Irving has also painted murals for restaurants and private residences, but the train mural was her last big piece before she transitioned into gallery work.

"I have an old friend who has a gallery on Salt Spring Island and he just put the bug in my ear, he just said 'you know that mural you did for Whistler Northwind, if you did little paintings of pieces of that, I bet I could sell it.' I basically did that and I gave them six pieces and he sold them in a couple of months," she says.

The experience was an encouraging one for Irving.

"It's very validating for an artist to make a sale, it just means, aside from enjoying what you're doing, it's relevant to someone else," she says. "In the form of an income it seems miraculous, I still think whenever a painting sells it's a miracle because so many things have to come together for that to happen."

Irving's gallery shows take almost a year to put together, she says.

"That is how I make my living so the whole time I'm sort of setting aside work, I have to also keep new work in the gallery and make sales," she says. "So really you're doubling your outputs in order to have a show."

Irving says the last four months, in particular, have been spent getting ready for the show.

"The last four months has been very involved with the finishing process and all the little details that go into making the craftsmanship equal to the artwork," she says. "So there's lots of small things to do outside of some grand inspirational image."

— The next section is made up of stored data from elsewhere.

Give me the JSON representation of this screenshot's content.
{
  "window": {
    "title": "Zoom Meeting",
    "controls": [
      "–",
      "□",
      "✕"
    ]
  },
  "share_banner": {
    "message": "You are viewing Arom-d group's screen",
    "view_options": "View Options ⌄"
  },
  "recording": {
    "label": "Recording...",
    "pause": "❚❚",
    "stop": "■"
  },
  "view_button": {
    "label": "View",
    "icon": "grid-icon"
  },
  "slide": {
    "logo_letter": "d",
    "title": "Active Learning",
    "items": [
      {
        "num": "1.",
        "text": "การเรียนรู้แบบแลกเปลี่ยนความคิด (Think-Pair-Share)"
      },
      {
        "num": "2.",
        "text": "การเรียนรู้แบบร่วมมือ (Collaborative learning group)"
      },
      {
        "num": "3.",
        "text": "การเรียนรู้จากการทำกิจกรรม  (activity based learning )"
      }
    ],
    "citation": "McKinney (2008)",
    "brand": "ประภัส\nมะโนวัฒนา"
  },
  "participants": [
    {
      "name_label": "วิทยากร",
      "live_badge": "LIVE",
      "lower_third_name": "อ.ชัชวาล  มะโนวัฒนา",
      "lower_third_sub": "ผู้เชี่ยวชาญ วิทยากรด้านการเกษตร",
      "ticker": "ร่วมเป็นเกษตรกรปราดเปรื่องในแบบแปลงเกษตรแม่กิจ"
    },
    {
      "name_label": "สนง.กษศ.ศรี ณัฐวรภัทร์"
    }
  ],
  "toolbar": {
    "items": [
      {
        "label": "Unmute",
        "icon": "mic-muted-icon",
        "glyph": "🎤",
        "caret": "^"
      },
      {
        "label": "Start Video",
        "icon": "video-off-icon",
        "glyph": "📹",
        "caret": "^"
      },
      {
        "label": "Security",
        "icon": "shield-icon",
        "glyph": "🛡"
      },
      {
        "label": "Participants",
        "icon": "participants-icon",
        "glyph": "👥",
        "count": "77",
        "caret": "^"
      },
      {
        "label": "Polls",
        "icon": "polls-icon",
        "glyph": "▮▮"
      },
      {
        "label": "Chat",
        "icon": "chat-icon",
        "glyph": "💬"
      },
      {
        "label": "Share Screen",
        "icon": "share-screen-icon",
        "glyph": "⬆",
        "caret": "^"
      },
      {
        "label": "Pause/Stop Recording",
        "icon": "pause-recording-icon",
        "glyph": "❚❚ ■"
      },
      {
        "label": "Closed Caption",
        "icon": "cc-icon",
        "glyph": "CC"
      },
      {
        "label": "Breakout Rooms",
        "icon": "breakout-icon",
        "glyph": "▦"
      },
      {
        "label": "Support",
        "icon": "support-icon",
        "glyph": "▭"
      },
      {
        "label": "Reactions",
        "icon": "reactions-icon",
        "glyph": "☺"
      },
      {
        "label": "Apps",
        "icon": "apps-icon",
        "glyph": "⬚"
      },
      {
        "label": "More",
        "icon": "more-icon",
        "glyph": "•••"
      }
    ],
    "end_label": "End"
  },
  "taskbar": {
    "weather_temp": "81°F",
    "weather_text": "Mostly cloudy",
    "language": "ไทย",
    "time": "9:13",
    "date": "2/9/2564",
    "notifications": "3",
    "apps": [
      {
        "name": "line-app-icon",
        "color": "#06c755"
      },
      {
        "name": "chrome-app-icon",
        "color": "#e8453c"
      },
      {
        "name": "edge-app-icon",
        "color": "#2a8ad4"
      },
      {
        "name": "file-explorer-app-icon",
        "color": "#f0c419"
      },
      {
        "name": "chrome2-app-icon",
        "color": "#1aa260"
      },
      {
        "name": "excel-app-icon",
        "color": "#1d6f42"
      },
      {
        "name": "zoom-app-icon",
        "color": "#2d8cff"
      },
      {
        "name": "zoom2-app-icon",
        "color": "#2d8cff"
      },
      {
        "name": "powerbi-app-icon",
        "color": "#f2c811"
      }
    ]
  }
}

Irving studied fine art at Victoria College of Art and did a year of postgrad at Emily Carr studying graphic design and photography. She also writes and plays music. One of her projects, a book composed of both her paintings and prose, has been in the works for two and a half years.

"It's kind of a love poem to nature, so it's a very nice tie in with my imagery," says Irving. "Its kind of an unusual way to work for me, to paint toward a thought that comes from this poem, sort of illustrating preconceived thoughts and notions of this poem."

Irving is also playing with the idea of expanding her work into other mediums, including sculpture.

"I'm working with some fabricators on possibly doing my trees in stainless steel, so the more conical trees that aren't quite as articulated," she says. "I would love to see a 20-foot tall stainless steel tree just at the entrance to a park."

The one point Irving emphasizes is her affinity for where she lives.

"I've been on the North Shore now for 17 years and then I was downtown before that," she says. "I spend quite a bit of time actually out there, either hiking and taking photographs or drawing when I'm out. It's such an advantage to live right in the place that inspires me."